15 Jul 2021 03:08:43 | Update: 15 Jul 2021 03:08:43
History of Automated Teller Machines

By the 1960s, several teams around the world were working independently to devise a method for withdrawing cash from a bank after hours without committing a crime. The timeline for the advent and spread of the ATM is given below:
In 1960, an American named Luther George Simjian invented the Bankograph, a machine that allowed customers to deposit cash and checks into it.
The first ATM was set up in June 1967 on a street in Enfield, London at a branch of Barclays bank. A British inventor named John Shepherd-Barron is credited with its invention. The machine allowed customers to withdraw a maximum of GBP10 at a time.
In the U.S., the deployment of the ATM was pioneered by Donald Wetzel, a Dallas-based engineer. The first ATM in the US was installed in September 1969 at the Chemical Bank branch in Rockville Center in New York with the slogan, “On September 2, our banks will open at 9 am and never close again.”
In 1970, a British engineer, James Goodfellow, proposed the concept of a personal identification number (PIN), which automated verification of the identity of customers, thus marking a landmark moment in the growth of self-service banking.

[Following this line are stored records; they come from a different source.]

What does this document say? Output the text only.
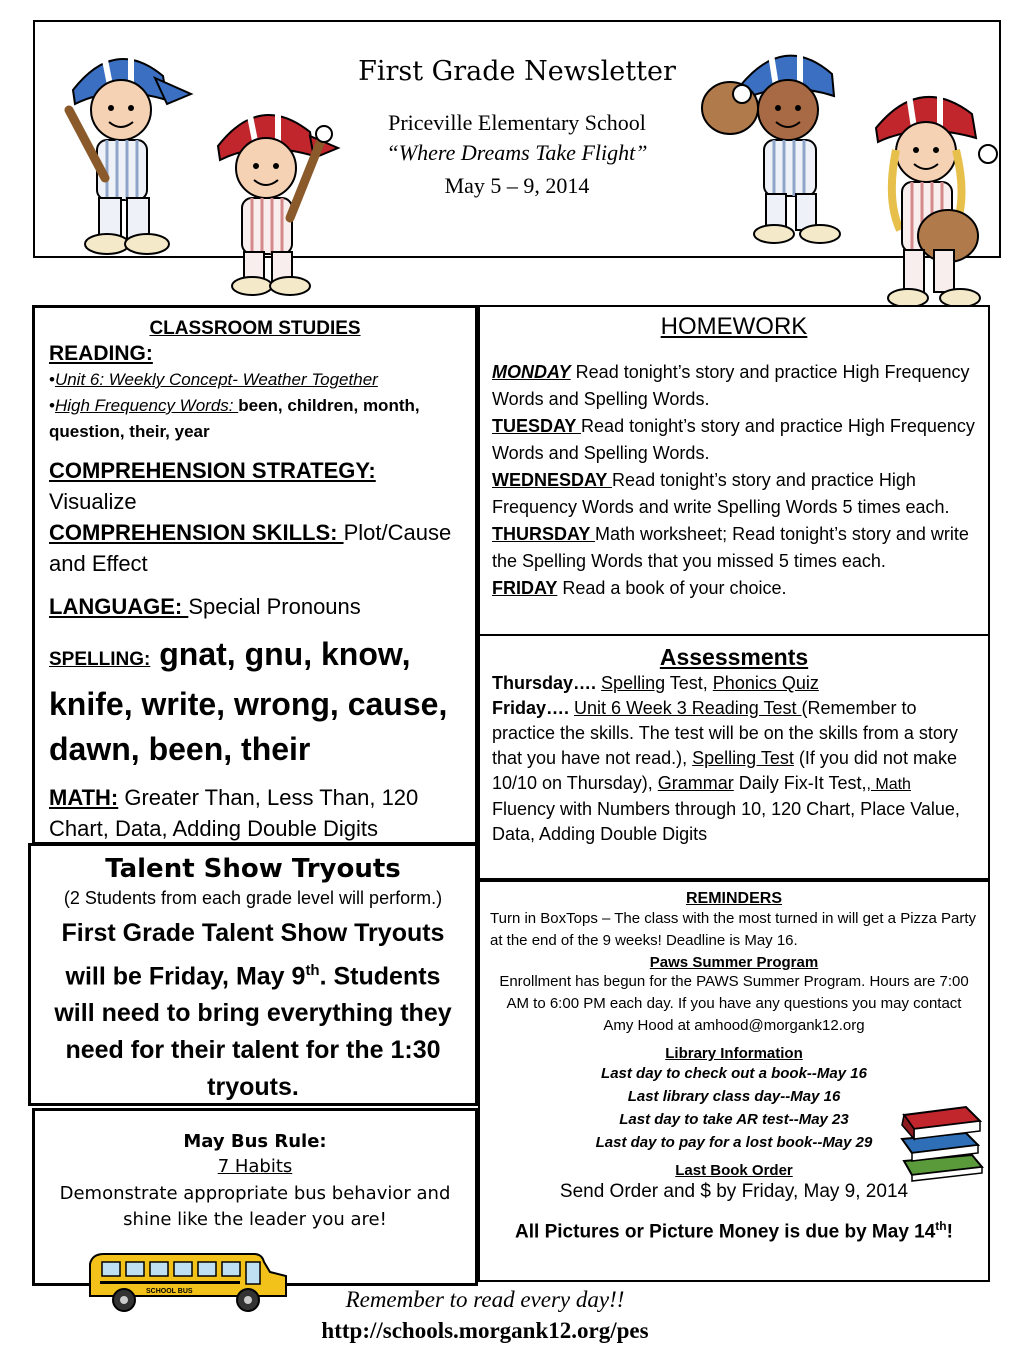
First Grade Newsletter
Priceville Elementary School
“Where Dreams Take Flight”
May 5 – 9, 2014
CLASSROOM STUDIES
READING:
•Unit 6: Weekly Concept- Weather Together
•High Frequency Words: been, children, month, question, their, year
COMPREHENSION STRATEGY: Visualize
COMPREHENSION SKILLS: Plot/Cause and Effect
LANGUAGE: Special Pronouns
SPELLING: gnat, gnu, know, knife, write, wrong, cause, dawn, been, their
MATH: Greater Than, Less Than, 120 Chart, Data, Adding Double Digits
HOMEWORK
MONDAY Read tonight’s story and practice High Frequency Words and Spelling Words.
TUESDAY Read tonight’s story and practice High Frequency Words and Spelling Words.
WEDNESDAY Read tonight’s story and practice High Frequency Words and write Spelling Words 5 times each.
THURSDAY Math worksheet; Read tonight’s story and write the Spelling Words that you missed 5 times each.
FRIDAY Read a book of your choice.
Assessments
Thursday…. Spelling Test, Phonics Quiz
Friday…. Unit 6 Week 3 Reading Test (Remember to practice the skills. The test will be on the skills from a story that you have not read.), Spelling Test (If you did not make 10/10 on Thursday), Grammar Daily Fix-It Test,, Math Fluency with Numbers through 10, 120 Chart, Place Value, Data, Adding Double Digits
Talent Show Tryouts
(2 Students from each grade level will perform.)
First Grade Talent Show Tryouts will be Friday, May 9th. Students will need to bring everything they need for their talent for the 1:30 tryouts.
May Bus Rule:
7 Habits
Demonstrate appropriate bus behavior and shine like the leader you are!
SCHOOL BUS
REMINDERS
Turn in BoxTops – The class with the most turned in will get a Pizza Party at the end of the 9 weeks! Deadline is May 16.
Paws Summer Program
Enrollment has begun for the PAWS Summer Program. Hours are 7:00 AM to 6:00 PM each day. If you have any questions you may contact Amy Hood at amhood@morgank12.org
Library Information
Last day to check out a book--May 16
Last library class day--May 16
Last day to take AR test--May 23
Last day to pay for a lost book--May 29
Last Book Order
Send Order and $ by Friday, May 9, 2014
All Pictures or Picture Money is due by May 14th!
Remember to read every day!!
http://schools.morgank12.org/pes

The U.S. witnessed a major surge in ATM numbers in 1977 when Citibank pledged more than $100 million for the installation of the machines across the city of New York. ATM use rose by 20% when a blizzard forced all the banks in the city to close their branches for days.
In 1977, National Cash Register, a software and technology company in the U.S., launched the NCR Model 770, an easy-to-operate ATM that allowed the banks to offer services 24/7. The newer model (5070 ATM) launched in the early 1980s proved to be more reliable, flexible, and customer-friendly.
By 1984, the number of ATMs installed worldwide totaled 100,000.